Novartis gets FDA approval for Cosentyx to treat active non-radiographic axial spondyloarthritis

Novartis has secured approval from the US Food and Drug Administration (FDA) for its Cosentyx (secukinumab) to treat active non-radiographic axial spondyloarthritis (nr-axSpA).

The approval is said to confirm the Cosentyx efficacy in the treatment of axial spondyloarthritis (axSpA) disease spectrus.

Cosentyx is claimed to be the first and only fully-human biologic that directly inhibits interleukin-17A (IL-17A), a cytokine responsible for the inflammation and development of psoriatic arthritis (PsA), moderate to severe plaque psoriasis (PsO), ankylosing spondylitis (AS) and nr-axSpA.

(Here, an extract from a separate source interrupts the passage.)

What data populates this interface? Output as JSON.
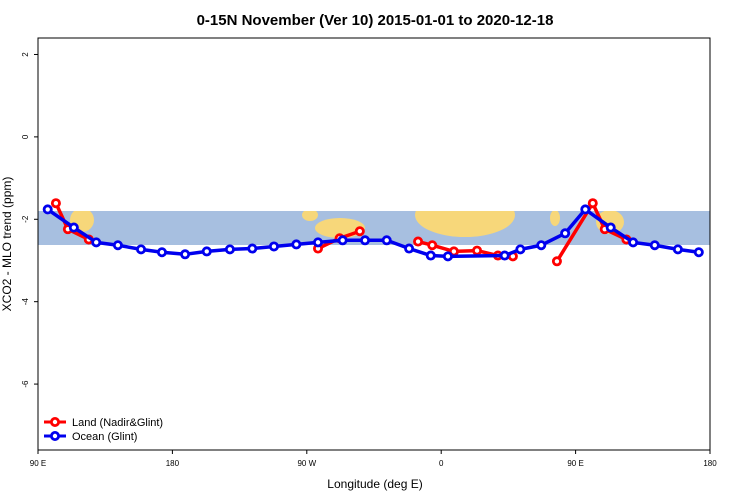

The current approval was based on efficacy and safety data of the PREVENT phase III study, which recruited 555 adult patients with active nr-axSpA that were biologic treatment naïve or had an inadequate response to an anti-tumour necrosis factor-α therapy (anti-TNFs).

The PREVENT is a two-year randomised, double-blind and placebo-controlled phase III study designed to assess the efficacy and safety of Cosentyx in patients with active nr-axSpA.

Its primary endpoints include the proportion of biologic-naïve patients achieving an ASAS40 response with Cosentyx 150mg at weeks 16 and 52 while secondary points comprise of change in BASDAI over time and change in the Ankylosing Spondylitis Disease Activity Score with CRP (ASDAS-CRP).

According to the company, Cosentyx achieved the primary endpoints and demonstrated statistically significant improvements against placebo in the signs and symptoms of nr-axSpA.

The PREVENT clinical trial investigator Dr Atul Deodhar said: “The results from the PREVENT trial show that there was a significant reduction in disease activity for patients treated with Cosentyx versus placebo.

“This approval brings a new therapeutic option to people living with non-radiographic axial spondyloarthritis.”

In April this year, Novartis secured European Medicines Agency approval for Cosentyx for the treatment of nr-axSpA.

In May, Novartis secured FDA approval for its Tabrecta (capmatinib) to treat adult patients metastatic non-small cell lung cancer (NSCLC) with MET exon 14 skipping (METex14).

The approval has been granted for Tabrecta, a MET inhibitor, to treat adult patients with NSCLC whose tumours have a mutation, which leads to METex14 as detected by an FDA-approved test.